1) The Greatest Literary Culture in the World Launched a Speechwriting Network Last Year
The French pay homage to their novelists, playwrights and intellectuals, but, up until last year, they cast a veil over their speechwriters. (Though they did make a brilliant feature film about about a speechwriter called Quai D’Orsay and one of their greatest plays is about a speechwriter, Cyrano de Bergerac)
In 2018 a speechwriter from Nantes launched La Guilde des Plumes – an association of French speechwriters. The European Speechwriter Network is keen to supercharge the new network by introducing the French to the European speechwriting community.
2) Fight the battle for 21st Century Humanism in English
In Renaissance Europe, the leading scholars of rhetoric moved between capitals using the lingua franca of the church, Latin. Characters like Erasmus, Juan Luis Vives and Rodolphus Agricola were not limited by national borders.

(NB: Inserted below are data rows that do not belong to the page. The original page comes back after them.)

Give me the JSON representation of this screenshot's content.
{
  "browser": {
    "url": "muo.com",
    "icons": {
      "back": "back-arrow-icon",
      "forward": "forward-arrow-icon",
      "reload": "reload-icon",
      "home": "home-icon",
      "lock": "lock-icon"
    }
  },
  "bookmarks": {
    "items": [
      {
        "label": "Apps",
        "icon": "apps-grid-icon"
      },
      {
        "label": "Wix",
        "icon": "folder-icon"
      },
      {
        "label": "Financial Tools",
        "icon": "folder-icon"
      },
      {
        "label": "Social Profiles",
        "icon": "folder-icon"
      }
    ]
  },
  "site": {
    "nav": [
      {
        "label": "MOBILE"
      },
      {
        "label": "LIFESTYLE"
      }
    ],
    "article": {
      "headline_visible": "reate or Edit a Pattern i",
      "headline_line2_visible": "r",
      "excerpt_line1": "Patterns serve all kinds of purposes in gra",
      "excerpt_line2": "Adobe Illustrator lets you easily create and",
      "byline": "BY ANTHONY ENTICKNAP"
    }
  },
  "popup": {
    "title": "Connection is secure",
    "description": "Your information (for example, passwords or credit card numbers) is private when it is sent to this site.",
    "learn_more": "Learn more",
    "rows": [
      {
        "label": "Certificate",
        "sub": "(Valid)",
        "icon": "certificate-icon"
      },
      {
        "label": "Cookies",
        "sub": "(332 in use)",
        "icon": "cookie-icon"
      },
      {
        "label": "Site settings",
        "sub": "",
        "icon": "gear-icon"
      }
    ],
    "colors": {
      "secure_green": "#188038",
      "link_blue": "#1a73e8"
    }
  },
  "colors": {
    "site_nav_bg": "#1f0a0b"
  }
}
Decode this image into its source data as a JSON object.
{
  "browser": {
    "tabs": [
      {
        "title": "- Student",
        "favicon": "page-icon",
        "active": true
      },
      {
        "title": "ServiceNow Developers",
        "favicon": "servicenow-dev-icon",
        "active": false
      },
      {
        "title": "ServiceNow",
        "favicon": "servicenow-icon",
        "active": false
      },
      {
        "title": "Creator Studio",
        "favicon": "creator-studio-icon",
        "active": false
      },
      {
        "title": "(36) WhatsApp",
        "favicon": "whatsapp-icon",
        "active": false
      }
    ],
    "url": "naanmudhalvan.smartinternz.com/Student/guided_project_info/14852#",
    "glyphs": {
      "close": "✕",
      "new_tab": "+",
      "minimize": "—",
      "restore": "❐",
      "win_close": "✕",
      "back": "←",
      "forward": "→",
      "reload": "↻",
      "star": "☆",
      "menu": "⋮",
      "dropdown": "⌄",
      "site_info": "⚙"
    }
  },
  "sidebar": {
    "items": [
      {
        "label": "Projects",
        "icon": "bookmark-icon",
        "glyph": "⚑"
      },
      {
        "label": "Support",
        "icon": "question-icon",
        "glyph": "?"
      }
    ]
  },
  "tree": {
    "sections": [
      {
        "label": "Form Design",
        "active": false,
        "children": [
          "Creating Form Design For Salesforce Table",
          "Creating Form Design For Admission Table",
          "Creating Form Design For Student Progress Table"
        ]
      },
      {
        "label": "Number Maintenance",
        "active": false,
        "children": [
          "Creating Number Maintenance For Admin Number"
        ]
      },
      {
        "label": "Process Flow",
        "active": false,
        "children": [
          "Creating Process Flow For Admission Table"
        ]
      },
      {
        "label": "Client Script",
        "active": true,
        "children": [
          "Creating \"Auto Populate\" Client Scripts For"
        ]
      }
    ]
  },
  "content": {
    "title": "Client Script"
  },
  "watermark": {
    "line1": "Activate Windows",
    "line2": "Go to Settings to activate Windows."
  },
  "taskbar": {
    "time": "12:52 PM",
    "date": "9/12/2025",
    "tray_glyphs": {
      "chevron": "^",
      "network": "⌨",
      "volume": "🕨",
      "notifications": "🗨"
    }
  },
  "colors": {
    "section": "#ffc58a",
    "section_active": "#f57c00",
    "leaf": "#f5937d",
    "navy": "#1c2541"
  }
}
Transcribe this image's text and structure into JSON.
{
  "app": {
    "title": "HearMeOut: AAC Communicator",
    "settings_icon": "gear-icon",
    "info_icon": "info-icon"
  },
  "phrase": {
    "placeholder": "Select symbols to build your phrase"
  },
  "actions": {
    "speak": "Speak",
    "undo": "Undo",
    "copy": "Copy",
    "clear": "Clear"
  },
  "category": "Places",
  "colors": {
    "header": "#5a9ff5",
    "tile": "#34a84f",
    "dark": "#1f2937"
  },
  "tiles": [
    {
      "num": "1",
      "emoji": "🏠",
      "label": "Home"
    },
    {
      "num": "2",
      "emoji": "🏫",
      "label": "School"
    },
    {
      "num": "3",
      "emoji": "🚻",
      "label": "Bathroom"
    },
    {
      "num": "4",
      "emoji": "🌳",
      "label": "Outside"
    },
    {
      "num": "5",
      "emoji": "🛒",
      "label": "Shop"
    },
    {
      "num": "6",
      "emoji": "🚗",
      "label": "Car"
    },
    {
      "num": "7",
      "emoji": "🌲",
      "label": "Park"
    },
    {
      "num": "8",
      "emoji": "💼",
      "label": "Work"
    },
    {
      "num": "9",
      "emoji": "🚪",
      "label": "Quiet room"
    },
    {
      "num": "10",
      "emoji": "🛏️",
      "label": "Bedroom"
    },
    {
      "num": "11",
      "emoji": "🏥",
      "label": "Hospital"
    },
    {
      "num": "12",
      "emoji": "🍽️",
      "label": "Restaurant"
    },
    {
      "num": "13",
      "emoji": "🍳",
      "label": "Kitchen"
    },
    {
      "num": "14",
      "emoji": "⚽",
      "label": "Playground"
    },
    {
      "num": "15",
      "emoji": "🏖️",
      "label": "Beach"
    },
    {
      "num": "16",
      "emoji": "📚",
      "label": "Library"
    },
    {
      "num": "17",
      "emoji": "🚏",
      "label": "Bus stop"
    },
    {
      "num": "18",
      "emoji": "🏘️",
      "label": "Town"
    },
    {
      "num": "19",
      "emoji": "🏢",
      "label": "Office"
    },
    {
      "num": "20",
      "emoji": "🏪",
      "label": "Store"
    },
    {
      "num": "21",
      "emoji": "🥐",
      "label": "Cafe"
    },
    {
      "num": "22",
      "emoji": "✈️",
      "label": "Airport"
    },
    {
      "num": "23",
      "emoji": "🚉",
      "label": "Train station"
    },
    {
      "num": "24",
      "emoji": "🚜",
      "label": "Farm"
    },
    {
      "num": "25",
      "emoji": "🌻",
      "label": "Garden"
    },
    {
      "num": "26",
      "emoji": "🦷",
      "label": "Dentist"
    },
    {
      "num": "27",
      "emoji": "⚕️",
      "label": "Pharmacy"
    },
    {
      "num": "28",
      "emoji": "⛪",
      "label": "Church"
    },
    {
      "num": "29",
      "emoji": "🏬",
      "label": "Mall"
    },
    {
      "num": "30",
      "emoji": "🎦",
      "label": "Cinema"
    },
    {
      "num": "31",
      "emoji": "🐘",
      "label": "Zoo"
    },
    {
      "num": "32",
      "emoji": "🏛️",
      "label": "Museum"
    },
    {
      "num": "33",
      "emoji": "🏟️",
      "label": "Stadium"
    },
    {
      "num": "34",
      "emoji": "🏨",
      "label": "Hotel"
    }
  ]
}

In C21st Europe, speechwriters are rediscovering Renaissance rhetorical principles and applying them to speeches, social media and video production.
Today English is the unifying language.
In recent years we’ve managed to visit the same capitals that produced those great scholars. We’ve been to Amsterdam, Edinburgh, Louvain, Brussels and Helsinki – this year it’s Paris.
3) Visit the Centre Culturel Irlandais
The Irish College in Paris is surrounded by the great educational institutions of France: the Sorbonne, the Lycée Louis Le Grand, the École Normale Supérieur the Campus Curie.
It serves as a residence for Irish students, writers and artists. It has a chapel, a library and a courtyard of outstanding beauty. We’ll be doing a tour as part of the conference.
See the video from the conference we held there last year.
We have a French speechwriter who worked for the Irish President on the programme as well as an Irish speechwriter working in the European Commission.
Speechwriting can be a lonely profession.
The most important thing at our conferences is to exchange experiences with other speechwriters. Usually at our conferences, at least 50% of the delegates have been before. So it’s half-reunion, half new intake.
The lunch breaks on the Thursday and Friday will be taken in local restaurants and the programme will allow plenty of time for getting to know other delegates.
We always get behind-the-scenes glimpses into Europe’s top institutions.
5) We’ll go to the Grande Mosquée de Paris
We all feel grief for the terrible things that have happened in Paris in recent years.
It feels good to do something conciliatory and constructive. On the Thursday evening, after pre-conference training, we’ll got to the Mosquée de Paris for a meal – you’ll be able to have tagines, baklavas and drink sweet mint tea.